Вызванный коронавирусом локдаун актуализировал проблематику времени. Одни утверждают, что удаленная работа в условиях карантина стала необычайно интенсивной и колонизирует личное время. Другие, выпав из производственной ритмики, потеряли доходы, а иногда и средства к существованию. В любом случае, условия карантина лишь обострили проявление давно набиравших силу тенденций.
Слово «наше» в отношении ко времени указывает на ту общую для нас темпоральность, которая довлеет над жизненными ритмами человека. Время в этом смысле получило самостоятельную силу и власть над нами. Нам сложно, а иногда невозможно изолировать себя от общей темпоральности, связанной не только с производством, но и с разнообразными формами вовлеченности в социальные практики.
Если культурным героем производительного времени индустриального прогресса был Прометей, то свободную от тяжелого физического труда «нерепрессивную цивилизацию» Герберт Маркузе связывал с образами Орфея и Нарцисса. Их время – это время покоя, а не покорения, освобождения, а не завоевания.
Наиболее очевидные изменения ритмики и структуры нашего времени задаются трансформациями, которые связаны со временем Прометея. В условиях возрастающей конкуренции, которая становится глобальной, стираются различия не только между свободным и рабочим временем, но и между качествами личности и свойствами рабочей силы. На смену дисциплинированности, основанной на точном распорядке времени, приходит вовлеченность, требующая не отдельных компетенций, а мобилизации личности целиком.

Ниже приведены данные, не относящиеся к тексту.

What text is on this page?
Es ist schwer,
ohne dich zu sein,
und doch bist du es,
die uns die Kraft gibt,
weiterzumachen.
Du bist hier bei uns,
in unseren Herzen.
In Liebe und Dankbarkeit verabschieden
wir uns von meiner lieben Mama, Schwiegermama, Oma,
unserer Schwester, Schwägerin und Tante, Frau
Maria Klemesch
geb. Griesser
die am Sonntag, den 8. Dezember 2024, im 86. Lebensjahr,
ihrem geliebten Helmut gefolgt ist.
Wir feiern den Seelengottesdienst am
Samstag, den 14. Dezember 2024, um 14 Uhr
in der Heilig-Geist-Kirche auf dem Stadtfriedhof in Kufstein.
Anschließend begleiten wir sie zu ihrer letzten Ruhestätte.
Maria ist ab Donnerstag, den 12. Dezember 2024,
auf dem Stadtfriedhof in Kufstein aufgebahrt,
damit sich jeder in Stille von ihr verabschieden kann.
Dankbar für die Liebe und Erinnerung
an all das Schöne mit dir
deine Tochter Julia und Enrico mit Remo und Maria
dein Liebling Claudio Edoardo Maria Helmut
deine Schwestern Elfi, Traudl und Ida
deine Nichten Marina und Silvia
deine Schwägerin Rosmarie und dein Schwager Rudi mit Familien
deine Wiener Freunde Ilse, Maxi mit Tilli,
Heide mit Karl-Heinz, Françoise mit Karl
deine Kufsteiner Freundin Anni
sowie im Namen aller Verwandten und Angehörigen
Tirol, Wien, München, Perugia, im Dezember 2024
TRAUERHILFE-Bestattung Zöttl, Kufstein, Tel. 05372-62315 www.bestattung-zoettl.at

Потребностью в такой мобилизации объясняется, например, экспансия коучинга.
Меняется и контроль за производственным временем. Если столетие назад он достигался за счет интеграции человека и машины (идея конвейера в фордизме), то позже он был обращен на людей и отношения между ними. Затем контроль вышел за рамки предприятия и стал реализовываться через рынки и потребление. Теперь издержки контроля переносятся на самих работников и их клиентов.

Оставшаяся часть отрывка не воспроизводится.